Keeping your camera at the ready can be a pain in the neck – literally.  A camera that feels light in your hand can feel like it’s breaking your neck after wearing it on a neck strap for a while.  Spider Holster makes camera carrying systems, including the Black Widow Holster designed for entry to mid-level DSLRs, point-and-shoot cameras, and camcorders.  The Black Widow Holster slides onto a sturdy belt (your own or one from Black Widow) to hold your camera at your waist.  The system comes with a pin that screws into the tripod mount in the bottom of most cameras; once installed, this pin slides into the locking groove on the Black Widow.  Your camera is held securely until you release the lock.  You can buy extra pins if you have multiple cameras, and Spider Holster sells a plate that can be used with your camera’s quick-release tripod connector.  The Black Widow Holster is $49.99; accessories range from about $8 to $16.  There is a weight limit for the cameras that can be used with the Black Widow; you can check out the information at the Black Widow page.  If your cameras exceed the limit, you can use the SpiderPro Holster System.

Comments

  1. 1
    tchudson says:

    Nice!

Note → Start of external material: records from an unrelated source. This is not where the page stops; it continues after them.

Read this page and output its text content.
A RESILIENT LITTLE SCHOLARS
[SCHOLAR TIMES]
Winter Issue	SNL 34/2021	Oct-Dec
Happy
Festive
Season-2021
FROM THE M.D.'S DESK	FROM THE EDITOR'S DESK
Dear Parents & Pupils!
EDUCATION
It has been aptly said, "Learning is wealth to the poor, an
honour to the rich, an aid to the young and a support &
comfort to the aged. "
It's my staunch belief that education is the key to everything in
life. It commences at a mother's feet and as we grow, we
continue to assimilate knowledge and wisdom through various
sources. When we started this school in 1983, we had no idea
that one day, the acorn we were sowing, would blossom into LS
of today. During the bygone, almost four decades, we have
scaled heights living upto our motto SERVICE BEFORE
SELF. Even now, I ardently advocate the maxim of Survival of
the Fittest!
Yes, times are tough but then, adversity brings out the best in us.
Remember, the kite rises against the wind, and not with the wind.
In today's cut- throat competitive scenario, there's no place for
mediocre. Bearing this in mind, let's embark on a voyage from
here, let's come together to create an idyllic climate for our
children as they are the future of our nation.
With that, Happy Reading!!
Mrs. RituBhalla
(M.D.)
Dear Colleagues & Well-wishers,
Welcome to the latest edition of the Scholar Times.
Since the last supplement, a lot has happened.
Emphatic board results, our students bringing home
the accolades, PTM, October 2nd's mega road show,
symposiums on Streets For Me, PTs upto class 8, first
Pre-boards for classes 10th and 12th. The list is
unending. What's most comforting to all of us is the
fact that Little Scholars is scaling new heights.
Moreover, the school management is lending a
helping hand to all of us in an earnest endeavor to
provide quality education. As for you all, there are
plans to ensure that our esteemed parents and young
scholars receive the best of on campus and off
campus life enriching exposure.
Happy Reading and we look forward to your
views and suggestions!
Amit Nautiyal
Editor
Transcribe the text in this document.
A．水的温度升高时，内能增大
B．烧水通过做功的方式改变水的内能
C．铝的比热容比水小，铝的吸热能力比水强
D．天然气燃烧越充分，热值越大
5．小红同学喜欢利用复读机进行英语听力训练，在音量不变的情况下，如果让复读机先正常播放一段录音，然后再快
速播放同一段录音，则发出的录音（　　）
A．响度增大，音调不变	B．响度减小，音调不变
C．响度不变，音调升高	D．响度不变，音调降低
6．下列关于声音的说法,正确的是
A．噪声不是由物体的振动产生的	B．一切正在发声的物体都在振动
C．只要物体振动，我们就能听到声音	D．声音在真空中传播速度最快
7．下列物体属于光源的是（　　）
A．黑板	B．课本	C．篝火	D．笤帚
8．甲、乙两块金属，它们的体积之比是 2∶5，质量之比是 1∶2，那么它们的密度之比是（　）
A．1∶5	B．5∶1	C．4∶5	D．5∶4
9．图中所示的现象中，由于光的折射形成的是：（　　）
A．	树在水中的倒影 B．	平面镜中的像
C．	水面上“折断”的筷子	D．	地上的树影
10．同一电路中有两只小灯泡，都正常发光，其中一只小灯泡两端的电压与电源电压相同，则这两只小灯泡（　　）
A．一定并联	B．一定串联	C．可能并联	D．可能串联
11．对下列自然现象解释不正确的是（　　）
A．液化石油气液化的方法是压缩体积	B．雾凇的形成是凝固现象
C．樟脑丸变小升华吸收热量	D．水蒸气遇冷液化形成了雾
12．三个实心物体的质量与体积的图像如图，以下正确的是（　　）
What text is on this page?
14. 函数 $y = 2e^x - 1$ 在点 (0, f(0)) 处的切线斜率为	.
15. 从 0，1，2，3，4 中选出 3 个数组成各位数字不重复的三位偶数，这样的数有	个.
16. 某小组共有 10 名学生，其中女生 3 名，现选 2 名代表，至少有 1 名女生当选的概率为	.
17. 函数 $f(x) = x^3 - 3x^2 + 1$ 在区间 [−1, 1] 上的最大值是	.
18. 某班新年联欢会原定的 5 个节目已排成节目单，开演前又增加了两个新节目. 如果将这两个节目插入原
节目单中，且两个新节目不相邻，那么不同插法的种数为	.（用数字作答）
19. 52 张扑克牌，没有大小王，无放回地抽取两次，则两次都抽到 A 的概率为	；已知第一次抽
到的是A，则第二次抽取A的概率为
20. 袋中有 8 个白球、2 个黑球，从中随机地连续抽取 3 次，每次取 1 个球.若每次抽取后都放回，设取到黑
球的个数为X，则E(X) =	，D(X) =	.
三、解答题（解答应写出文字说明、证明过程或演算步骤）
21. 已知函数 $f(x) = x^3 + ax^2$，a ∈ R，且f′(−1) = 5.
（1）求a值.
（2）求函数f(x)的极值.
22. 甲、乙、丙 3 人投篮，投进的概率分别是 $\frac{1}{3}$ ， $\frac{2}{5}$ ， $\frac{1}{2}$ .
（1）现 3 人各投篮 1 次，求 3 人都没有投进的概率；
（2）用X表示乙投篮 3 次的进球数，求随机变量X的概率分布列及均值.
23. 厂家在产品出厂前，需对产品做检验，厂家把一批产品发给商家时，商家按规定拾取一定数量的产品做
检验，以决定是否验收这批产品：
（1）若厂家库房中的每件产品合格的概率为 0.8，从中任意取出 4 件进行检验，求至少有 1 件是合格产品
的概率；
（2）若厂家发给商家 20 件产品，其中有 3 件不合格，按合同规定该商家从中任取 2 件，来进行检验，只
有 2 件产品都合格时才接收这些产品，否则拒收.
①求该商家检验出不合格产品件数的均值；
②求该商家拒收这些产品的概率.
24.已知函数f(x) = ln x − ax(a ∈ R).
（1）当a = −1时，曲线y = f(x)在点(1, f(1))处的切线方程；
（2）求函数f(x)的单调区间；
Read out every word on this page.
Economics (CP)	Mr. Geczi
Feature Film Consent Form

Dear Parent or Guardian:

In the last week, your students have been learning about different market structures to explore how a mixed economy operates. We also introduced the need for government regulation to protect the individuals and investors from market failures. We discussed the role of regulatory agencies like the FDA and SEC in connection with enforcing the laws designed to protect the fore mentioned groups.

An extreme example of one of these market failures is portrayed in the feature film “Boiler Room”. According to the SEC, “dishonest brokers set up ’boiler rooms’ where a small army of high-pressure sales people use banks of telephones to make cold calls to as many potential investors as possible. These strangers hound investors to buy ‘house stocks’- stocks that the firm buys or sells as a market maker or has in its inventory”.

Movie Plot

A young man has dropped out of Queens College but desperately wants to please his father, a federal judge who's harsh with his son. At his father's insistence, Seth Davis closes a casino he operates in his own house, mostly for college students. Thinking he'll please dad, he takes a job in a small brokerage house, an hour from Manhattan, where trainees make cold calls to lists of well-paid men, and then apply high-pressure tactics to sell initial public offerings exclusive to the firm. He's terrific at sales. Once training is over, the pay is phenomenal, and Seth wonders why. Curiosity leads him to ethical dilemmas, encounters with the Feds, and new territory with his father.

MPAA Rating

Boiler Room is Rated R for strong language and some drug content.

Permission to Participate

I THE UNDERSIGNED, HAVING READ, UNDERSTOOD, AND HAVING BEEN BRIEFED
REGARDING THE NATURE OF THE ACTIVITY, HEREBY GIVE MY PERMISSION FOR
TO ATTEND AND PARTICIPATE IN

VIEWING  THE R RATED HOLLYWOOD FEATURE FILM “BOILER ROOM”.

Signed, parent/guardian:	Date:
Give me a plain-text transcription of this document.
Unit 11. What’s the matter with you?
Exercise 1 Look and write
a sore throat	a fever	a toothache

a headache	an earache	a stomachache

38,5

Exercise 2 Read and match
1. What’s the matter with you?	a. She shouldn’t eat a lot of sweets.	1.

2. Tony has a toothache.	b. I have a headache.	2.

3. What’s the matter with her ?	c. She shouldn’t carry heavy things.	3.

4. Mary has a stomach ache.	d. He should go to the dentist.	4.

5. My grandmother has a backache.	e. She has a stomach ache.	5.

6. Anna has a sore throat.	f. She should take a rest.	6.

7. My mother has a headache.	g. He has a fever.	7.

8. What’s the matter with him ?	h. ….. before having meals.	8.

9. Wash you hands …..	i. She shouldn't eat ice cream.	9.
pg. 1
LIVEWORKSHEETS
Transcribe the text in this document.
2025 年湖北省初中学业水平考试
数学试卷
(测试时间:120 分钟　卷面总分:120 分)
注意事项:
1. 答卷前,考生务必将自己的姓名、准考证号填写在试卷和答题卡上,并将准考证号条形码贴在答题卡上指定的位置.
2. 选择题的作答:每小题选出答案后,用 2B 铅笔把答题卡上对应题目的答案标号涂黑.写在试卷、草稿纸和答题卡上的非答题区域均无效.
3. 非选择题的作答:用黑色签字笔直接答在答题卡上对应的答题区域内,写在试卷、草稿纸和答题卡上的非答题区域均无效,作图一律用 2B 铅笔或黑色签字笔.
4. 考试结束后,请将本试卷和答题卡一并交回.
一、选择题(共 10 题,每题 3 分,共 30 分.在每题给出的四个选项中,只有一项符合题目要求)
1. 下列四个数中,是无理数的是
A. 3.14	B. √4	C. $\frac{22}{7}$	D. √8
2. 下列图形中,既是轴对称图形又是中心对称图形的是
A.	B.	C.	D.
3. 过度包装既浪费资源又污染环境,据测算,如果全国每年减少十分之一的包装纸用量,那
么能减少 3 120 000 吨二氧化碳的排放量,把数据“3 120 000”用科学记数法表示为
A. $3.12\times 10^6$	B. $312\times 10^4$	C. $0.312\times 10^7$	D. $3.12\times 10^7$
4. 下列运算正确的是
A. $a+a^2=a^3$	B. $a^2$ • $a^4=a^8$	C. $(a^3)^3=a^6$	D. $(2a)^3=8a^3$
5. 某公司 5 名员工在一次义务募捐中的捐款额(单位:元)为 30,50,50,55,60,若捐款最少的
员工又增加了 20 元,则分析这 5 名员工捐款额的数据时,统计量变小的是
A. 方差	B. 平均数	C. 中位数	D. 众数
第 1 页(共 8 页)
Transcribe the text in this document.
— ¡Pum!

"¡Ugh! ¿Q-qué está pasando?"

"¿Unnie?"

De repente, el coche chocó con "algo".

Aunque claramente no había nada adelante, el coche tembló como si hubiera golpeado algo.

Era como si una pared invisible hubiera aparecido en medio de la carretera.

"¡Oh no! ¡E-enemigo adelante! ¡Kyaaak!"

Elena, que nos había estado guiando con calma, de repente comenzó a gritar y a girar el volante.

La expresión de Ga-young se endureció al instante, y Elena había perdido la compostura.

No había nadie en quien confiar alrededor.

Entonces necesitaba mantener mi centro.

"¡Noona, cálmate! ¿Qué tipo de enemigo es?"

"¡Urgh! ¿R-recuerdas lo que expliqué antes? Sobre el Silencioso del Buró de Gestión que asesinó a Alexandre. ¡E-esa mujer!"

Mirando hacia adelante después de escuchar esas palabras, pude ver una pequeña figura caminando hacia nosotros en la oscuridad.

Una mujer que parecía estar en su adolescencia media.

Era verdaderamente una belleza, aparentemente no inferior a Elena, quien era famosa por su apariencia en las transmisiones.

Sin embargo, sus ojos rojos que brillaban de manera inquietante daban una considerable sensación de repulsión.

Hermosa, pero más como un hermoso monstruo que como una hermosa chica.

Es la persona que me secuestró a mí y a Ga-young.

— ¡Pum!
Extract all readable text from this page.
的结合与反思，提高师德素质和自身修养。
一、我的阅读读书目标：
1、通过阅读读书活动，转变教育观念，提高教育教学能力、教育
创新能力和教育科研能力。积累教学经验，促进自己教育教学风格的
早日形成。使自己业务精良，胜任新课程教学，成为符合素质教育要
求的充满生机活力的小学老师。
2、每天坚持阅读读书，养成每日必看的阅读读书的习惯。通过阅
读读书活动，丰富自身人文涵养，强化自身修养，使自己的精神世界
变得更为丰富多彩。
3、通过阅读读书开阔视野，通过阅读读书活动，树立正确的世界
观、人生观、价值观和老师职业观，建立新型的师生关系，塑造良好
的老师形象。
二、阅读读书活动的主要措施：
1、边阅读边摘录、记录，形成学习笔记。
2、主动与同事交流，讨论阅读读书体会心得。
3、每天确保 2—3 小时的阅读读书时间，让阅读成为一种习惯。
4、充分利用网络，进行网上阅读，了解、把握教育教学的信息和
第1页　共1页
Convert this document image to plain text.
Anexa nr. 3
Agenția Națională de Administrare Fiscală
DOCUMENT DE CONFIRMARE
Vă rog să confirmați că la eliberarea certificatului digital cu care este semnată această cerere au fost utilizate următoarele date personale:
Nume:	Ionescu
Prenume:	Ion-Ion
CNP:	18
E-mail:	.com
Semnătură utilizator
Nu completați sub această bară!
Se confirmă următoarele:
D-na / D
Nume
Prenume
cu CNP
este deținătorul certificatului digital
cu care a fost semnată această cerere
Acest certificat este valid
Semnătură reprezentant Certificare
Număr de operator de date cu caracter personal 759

I need one of these to attach to my hiking pack. Strap drives me nuts when I’m hiking.

  2. 2
    andix says:

    If there ever was a horrible way to attach a camera, then this is it. Beats even the RapidStrap. I am assuming at this point that these contraptions are not designed for photojournalists and by “DSLR” we mean a plastic body camera, with a polycarbonate lens, both for amateur level (just like the photo seems to show.)
    I can’t see a Mark II N hanging from the belt with a 70-200 /f.2.8 EF lens attached. And if one ever tries photojournalism with this, then that might be the last time – no safer way to butt a lens against a doorknob, door frame or car door.
    Not to mention walking with a camera hanging from your belt. *sigh* I guess there’s a market for these things, but most likely they’ll end up at the bottom of a drawer, hidden as a rather costly mistake.